Review
USA Today: Rookie Blue
TV Review
Fiona
13th August 2010
A weekly look at newly minted shows from our Stateside cousins. This week it's the turn of Rookie Blue, ABC's new police drama. It's set in Canada, but doesn't feature a single mountie. There better be at least one deaf wolfhound or I'm going to kick off.
Three episodes in and Rookie Blue (ABC) was renewed for a second season. A smart move by the bigwigs that run the network, who must know they’re onto a sure thing with a youthful procedural cop drama. While this Canadian series (quiet, we’re not supposed to suspect) doesn’t tread any new ground, it doesn’t have to. It’s Grey’s with Guns, it does exactly what it says on the tin, and does it well.
The series follows the personal and professional lives of five fresh-faced rookie cops as they try to get hip to the beat (they’re police, see. The beat?), wise to the streets, and make it to the end of the day relatively unscathed.
Every character type you’d expect is present and accounted for (take a pinch of grizzled yet attractive mentor, a dash of heart-of-gold tough cookie, add water) but the casting is solid enough to breathe some new life into the drama-by-numbers clichés of love triangles and father issues.
The supporting cast are strong, and the young actors are as eager and likeable as their fictional counterparts
[gallery]Unusually for a police procedural, much of the early episode plotlines have rested on female shoulders. Enuka Okuma plays Traci Nash with a confident ease that doesn’t often come with a brand new character, and Missy Peregrym is an arresting lead (Police? Arresting? Ah, forget you). She plays Andy McNally, the back-bone of the series, and it’s hard not to be won over by her earnest optimism. It also doesn’t hurt that she is altogether quite dashing in her uniform.
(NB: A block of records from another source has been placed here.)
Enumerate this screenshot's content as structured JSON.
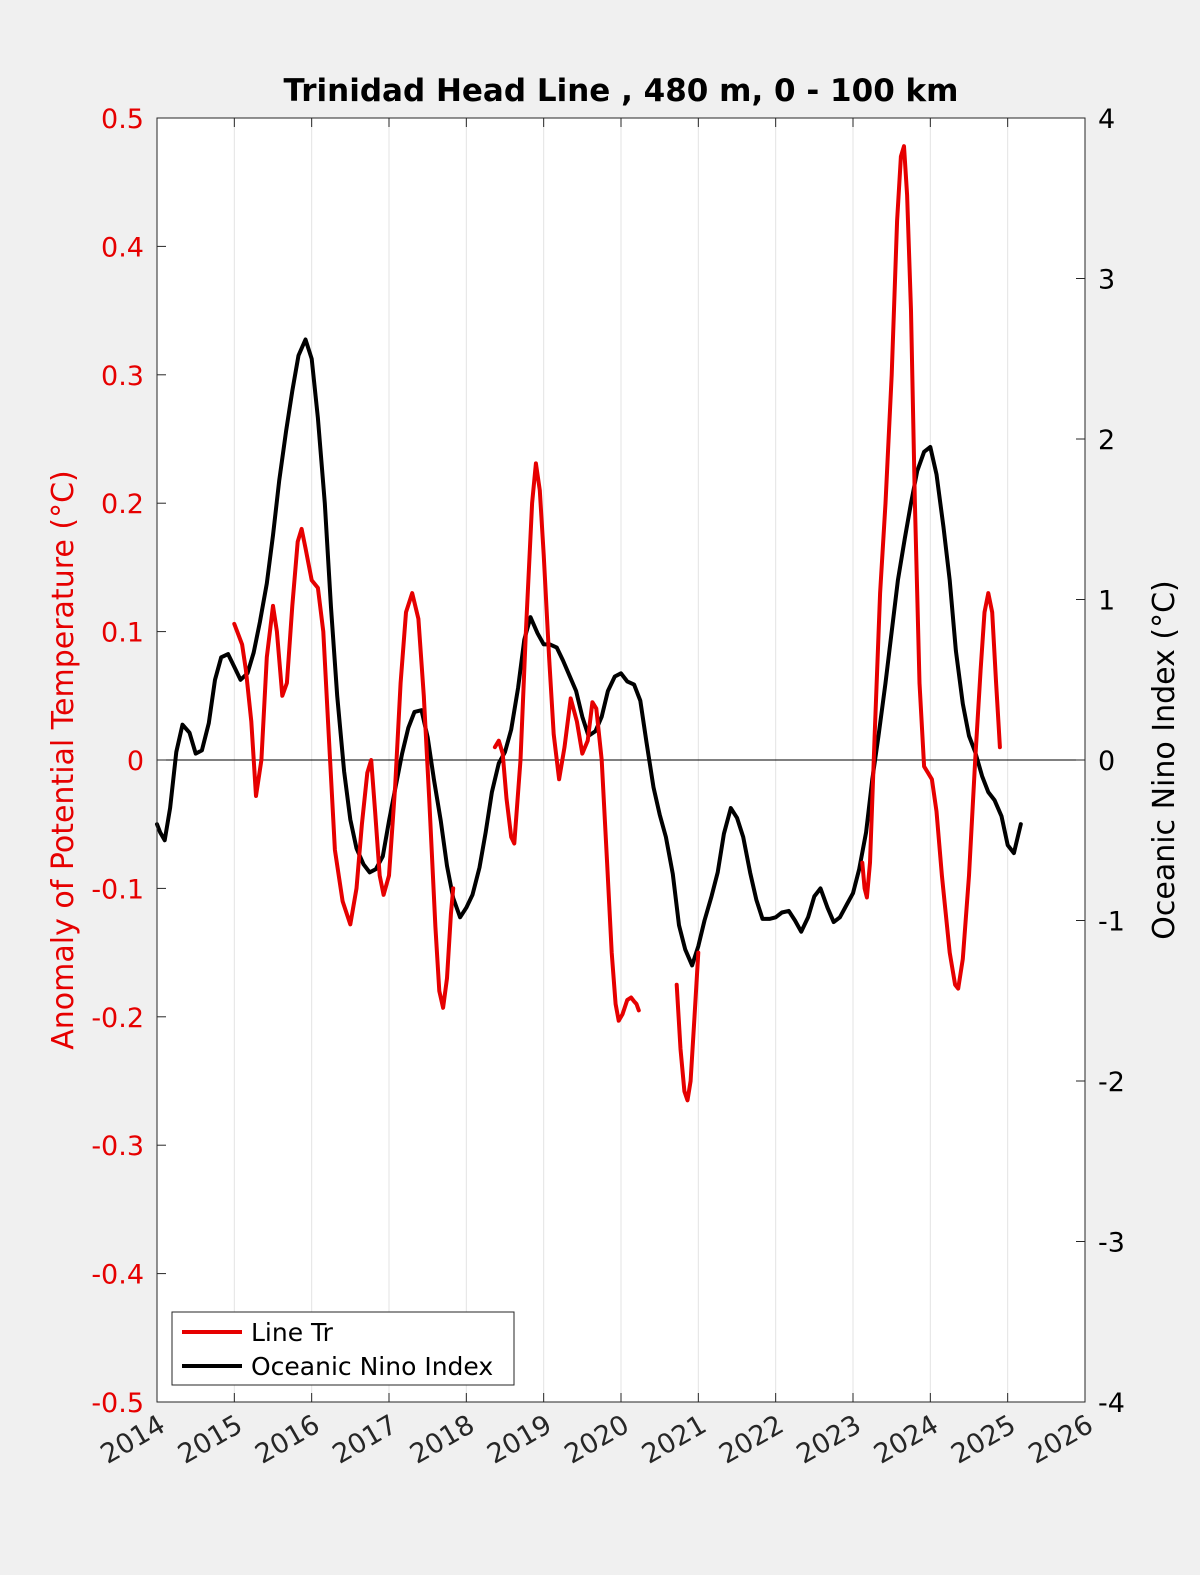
{
  "chart_data": {
    "type": "line",
    "title": "Trinidad Head Line , 480 m, 0 - 100 km",
    "ylabel": "Anomaly of Potential Temperature (°C)",
    "y2label": "Oceanic Nino Index (°C)",
    "xlim": [
      2014,
      2026
    ],
    "ylim": [
      -0.5,
      0.5
    ],
    "y2lim": [
      -4,
      4
    ],
    "x_ticks": [
      "2014",
      "2015",
      "2016",
      "2017",
      "2018",
      "2019",
      "2020",
      "2021",
      "2022",
      "2023",
      "2024",
      "2025",
      "2026"
    ],
    "y_ticks": [
      "-0.5",
      "-0.4",
      "-0.3",
      "-0.2",
      "-0.1",
      "0",
      "0.1",
      "0.2",
      "0.3",
      "0.4",
      "0.5"
    ],
    "y2_ticks": [
      "-4",
      "-3",
      "-2",
      "-1",
      "0",
      "1",
      "2",
      "3",
      "4"
    ],
    "grid": "vertical",
    "zero_line": true,
    "legend_position": "bottom-left",
    "colors": {
      "series1": "#e60000",
      "series2": "#000000",
      "left_axis": "#e60000",
      "right_axis": "#000000"
    },
    "series": [
      {
        "name": "Line Tr",
        "axis": "left",
        "segments": [
          [
            [
              2015.0,
              0.106
            ],
            [
              2015.1,
              0.09
            ],
            [
              2015.15,
              0.07
            ],
            [
              2015.22,
              0.03
            ],
            [
              2015.28,
              -0.028
            ],
            [
              2015.35,
              0.0
            ],
            [
              2015.42,
              0.08
            ],
            [
              2015.5,
              0.12
            ],
            [
              2015.55,
              0.1
            ],
            [
              2015.62,
              0.05
            ],
            [
              2015.68,
              0.06
            ],
            [
              2015.75,
              0.12
            ],
            [
              2015.82,
              0.17
            ],
            [
              2015.87,
              0.18
            ],
            [
              2015.92,
              0.165
            ],
            [
              2016.0,
              0.14
            ],
            [
              2016.08,
              0.134
            ],
            [
              2016.15,
              0.1
            ],
            [
              2016.22,
              0.02
            ],
            [
              2016.3,
              -0.07
            ],
            [
              2016.4,
              -0.11
            ],
            [
              2016.5,
              -0.128
            ],
            [
              2016.58,
              -0.1
            ],
            [
              2016.65,
              -0.05
            ],
            [
              2016.72,
              -0.01
            ],
            [
              2016.77,
              0.0
            ],
            [
              2016.82,
              -0.04
            ],
            [
              2016.88,
              -0.09
            ],
            [
              2016.93,
              -0.105
            ],
            [
              2017.0,
              -0.09
            ],
            [
              2017.08,
              -0.02
            ],
            [
              2017.15,
              0.06
            ],
            [
              2017.22,
              0.115
            ],
            [
              2017.3,
              0.13
            ],
            [
              2017.38,
              0.11
            ],
            [
              2017.45,
              0.05
            ],
            [
              2017.52,
              -0.03
            ],
            [
              2017.6,
              -0.13
            ],
            [
              2017.65,
              -0.18
            ],
            [
              2017.7,
              -0.193
            ],
            [
              2017.75,
              -0.17
            ],
            [
              2017.8,
              -0.12
            ],
            [
              2017.83,
              -0.1
            ]
          ],
          [
            [
              2018.37,
              0.01
            ],
            [
              2018.42,
              0.015
            ],
            [
              2018.47,
              0.005
            ],
            [
              2018.52,
              -0.03
            ],
            [
              2018.58,
              -0.06
            ],
            [
              2018.62,
              -0.065
            ],
            [
              2018.7,
              0.0
            ],
            [
              2018.77,
              0.1
            ],
            [
              2018.85,
              0.2
            ],
            [
              2018.9,
              0.231
            ],
            [
              2018.95,
              0.21
            ],
            [
              2019.0,
              0.16
            ],
            [
              2019.07,
              0.08
            ],
            [
              2019.13,
              0.02
            ],
            [
              2019.2,
              -0.015
            ],
            [
              2019.27,
              0.01
            ],
            [
              2019.35,
              0.048
            ],
            [
              2019.43,
              0.03
            ],
            [
              2019.5,
              0.005
            ],
            [
              2019.57,
              0.015
            ],
            [
              2019.63,
              0.045
            ],
            [
              2019.68,
              0.04
            ],
            [
              2019.75,
              0.0
            ],
            [
              2019.82,
              -0.08
            ],
            [
              2019.88,
              -0.15
            ],
            [
              2019.93,
              -0.19
            ],
            [
              2019.97,
              -0.203
            ],
            [
              2020.02,
              -0.198
            ],
            [
              2020.08,
              -0.187
            ],
            [
              2020.13,
              -0.185
            ],
            [
              2020.17,
              -0.188
            ],
            [
              2020.2,
              -0.19
            ],
            [
              2020.23,
              -0.195
            ]
          ],
          [
            [
              2020.72,
              -0.175
            ],
            [
              2020.77,
              -0.225
            ],
            [
              2020.82,
              -0.258
            ],
            [
              2020.86,
              -0.265
            ],
            [
              2020.9,
              -0.25
            ],
            [
              2020.95,
              -0.2
            ],
            [
              2021.0,
              -0.15
            ]
          ],
          [
            [
              2023.12,
              -0.08
            ],
            [
              2023.15,
              -0.1
            ],
            [
              2023.18,
              -0.107
            ],
            [
              2023.22,
              -0.08
            ],
            [
              2023.28,
              0.02
            ],
            [
              2023.35,
              0.13
            ],
            [
              2023.42,
              0.2
            ],
            [
              2023.5,
              0.3
            ],
            [
              2023.57,
              0.42
            ],
            [
              2023.62,
              0.47
            ],
            [
              2023.66,
              0.478
            ],
            [
              2023.7,
              0.44
            ],
            [
              2023.75,
              0.35
            ],
            [
              2023.8,
              0.2
            ],
            [
              2023.86,
              0.06
            ],
            [
              2023.92,
              -0.005
            ],
            [
              2023.97,
              -0.01
            ],
            [
              2024.02,
              -0.015
            ],
            [
              2024.08,
              -0.04
            ],
            [
              2024.15,
              -0.09
            ],
            [
              2024.25,
              -0.15
            ],
            [
              2024.32,
              -0.175
            ],
            [
              2024.36,
              -0.178
            ],
            [
              2024.42,
              -0.155
            ],
            [
              2024.5,
              -0.09
            ],
            [
              2024.58,
              0.0
            ],
            [
              2024.65,
              0.07
            ],
            [
              2024.7,
              0.115
            ],
            [
              2024.75,
              0.13
            ],
            [
              2024.8,
              0.115
            ],
            [
              2024.85,
              0.06
            ],
            [
              2024.88,
              0.03
            ],
            [
              2024.9,
              0.01
            ]
          ]
        ]
      },
      {
        "name": "Oceanic Nino Index",
        "axis": "right",
        "segments": [
          [
            [
              2014.0,
              -0.4
            ],
            [
              2014.04,
              -0.45
            ],
            [
              2014.1,
              -0.5
            ],
            [
              2014.17,
              -0.3
            ],
            [
              2014.25,
              0.05
            ],
            [
              2014.33,
              0.22
            ],
            [
              2014.42,
              0.17
            ],
            [
              2014.5,
              0.04
            ],
            [
              2014.58,
              0.06
            ],
            [
              2014.67,
              0.23
            ],
            [
              2014.75,
              0.5
            ],
            [
              2014.83,
              0.64
            ],
            [
              2014.92,
              0.66
            ],
            [
              2015.0,
              0.58
            ],
            [
              2015.08,
              0.5
            ],
            [
              2015.17,
              0.54
            ],
            [
              2015.25,
              0.67
            ],
            [
              2015.33,
              0.86
            ],
            [
              2015.42,
              1.1
            ],
            [
              2015.5,
              1.4
            ],
            [
              2015.58,
              1.74
            ],
            [
              2015.67,
              2.05
            ],
            [
              2015.75,
              2.3
            ],
            [
              2015.83,
              2.52
            ],
            [
              2015.92,
              2.62
            ],
            [
              2016.0,
              2.5
            ],
            [
              2016.08,
              2.13
            ],
            [
              2016.17,
              1.6
            ],
            [
              2016.25,
              0.95
            ],
            [
              2016.33,
              0.4
            ],
            [
              2016.42,
              -0.07
            ],
            [
              2016.5,
              -0.37
            ],
            [
              2016.58,
              -0.55
            ],
            [
              2016.67,
              -0.65
            ],
            [
              2016.75,
              -0.7
            ],
            [
              2016.83,
              -0.68
            ],
            [
              2016.92,
              -0.6
            ],
            [
              2017.0,
              -0.38
            ],
            [
              2017.08,
              -0.18
            ],
            [
              2017.17,
              0.04
            ],
            [
              2017.25,
              0.2
            ],
            [
              2017.33,
              0.3
            ],
            [
              2017.42,
              0.31
            ],
            [
              2017.5,
              0.14
            ],
            [
              2017.58,
              -0.12
            ],
            [
              2017.67,
              -0.38
            ],
            [
              2017.75,
              -0.66
            ],
            [
              2017.83,
              -0.86
            ],
            [
              2017.92,
              -0.98
            ],
            [
              2018.0,
              -0.92
            ],
            [
              2018.08,
              -0.84
            ],
            [
              2018.17,
              -0.67
            ],
            [
              2018.25,
              -0.45
            ],
            [
              2018.33,
              -0.2
            ],
            [
              2018.42,
              -0.02
            ],
            [
              2018.5,
              0.05
            ],
            [
              2018.58,
              0.19
            ],
            [
              2018.67,
              0.45
            ],
            [
              2018.75,
              0.75
            ],
            [
              2018.83,
              0.89
            ],
            [
              2018.92,
              0.79
            ],
            [
              2019.0,
              0.72
            ],
            [
              2019.08,
              0.72
            ],
            [
              2019.17,
              0.7
            ],
            [
              2019.25,
              0.62
            ],
            [
              2019.33,
              0.53
            ],
            [
              2019.42,
              0.43
            ],
            [
              2019.5,
              0.27
            ],
            [
              2019.58,
              0.15
            ],
            [
              2019.67,
              0.18
            ],
            [
              2019.75,
              0.27
            ],
            [
              2019.83,
              0.43
            ],
            [
              2019.92,
              0.52
            ],
            [
              2020.0,
              0.54
            ],
            [
              2020.08,
              0.49
            ],
            [
              2020.17,
              0.47
            ],
            [
              2020.25,
              0.37
            ],
            [
              2020.33,
              0.11
            ],
            [
              2020.42,
              -0.17
            ],
            [
              2020.5,
              -0.34
            ],
            [
              2020.58,
              -0.48
            ],
            [
              2020.67,
              -0.71
            ],
            [
              2020.75,
              -1.03
            ],
            [
              2020.83,
              -1.18
            ],
            [
              2020.92,
              -1.28
            ],
            [
              2021.0,
              -1.16
            ],
            [
              2021.08,
              -1.0
            ],
            [
              2021.17,
              -0.85
            ],
            [
              2021.25,
              -0.7
            ],
            [
              2021.33,
              -0.46
            ],
            [
              2021.42,
              -0.3
            ],
            [
              2021.5,
              -0.36
            ],
            [
              2021.58,
              -0.48
            ],
            [
              2021.67,
              -0.7
            ],
            [
              2021.75,
              -0.87
            ],
            [
              2021.83,
              -0.99
            ],
            [
              2021.92,
              -0.99
            ],
            [
              2022.0,
              -0.98
            ],
            [
              2022.08,
              -0.95
            ],
            [
              2022.17,
              -0.94
            ],
            [
              2022.25,
              -1.0
            ],
            [
              2022.33,
              -1.07
            ],
            [
              2022.42,
              -0.98
            ],
            [
              2022.5,
              -0.85
            ],
            [
              2022.58,
              -0.8
            ],
            [
              2022.67,
              -0.92
            ],
            [
              2022.75,
              -1.01
            ],
            [
              2022.83,
              -0.98
            ],
            [
              2022.92,
              -0.9
            ],
            [
              2023.0,
              -0.83
            ],
            [
              2023.08,
              -0.68
            ],
            [
              2023.17,
              -0.45
            ],
            [
              2023.25,
              -0.12
            ],
            [
              2023.33,
              0.15
            ],
            [
              2023.42,
              0.48
            ],
            [
              2023.5,
              0.8
            ],
            [
              2023.58,
              1.12
            ],
            [
              2023.67,
              1.38
            ],
            [
              2023.75,
              1.6
            ],
            [
              2023.83,
              1.8
            ],
            [
              2023.92,
              1.92
            ],
            [
              2024.0,
              1.95
            ],
            [
              2024.08,
              1.78
            ],
            [
              2024.17,
              1.45
            ],
            [
              2024.25,
              1.12
            ],
            [
              2024.33,
              0.68
            ],
            [
              2024.42,
              0.35
            ],
            [
              2024.5,
              0.15
            ],
            [
              2024.58,
              0.05
            ],
            [
              2024.67,
              -0.1
            ],
            [
              2024.75,
              -0.2
            ],
            [
              2024.83,
              -0.25
            ],
            [
              2024.92,
              -0.35
            ],
            [
              2025.0,
              -0.53
            ],
            [
              2025.08,
              -0.58
            ],
            [
              2025.17,
              -0.4
            ]
          ]
        ]
      }
    ]
  }
}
So far the other rookies are a little underdeveloped, so let’s hope ‘blonde bitch with an inevitable vulnerable side’, ‘blonde bitch’s potential love interest’ and ‘that fella from Everwood’ get a better chance to prove their chops soon. After all, they can’t scrape by on newbie gags forever, even if they are gently enjoyable.
Enjoyable is the operative word. Rookie Blue is not a cutting edge series by any means, but it makes no claims to be. Instead it seems intent on wholly embracing the light drama mantel. And if it ain’t broke, don’t fix it. So, change channels if you want hard boiled grit, or procedural posturing, and stay tuned if you want a comfy, entertaining mix of comedy, drama, a poignant life lesson here and there, and an endearing lack of cynicism. And when all that pesky business of catching the bad guy is out of the way, we can get down to the real action - who’s foxtrotting with whose nightstick?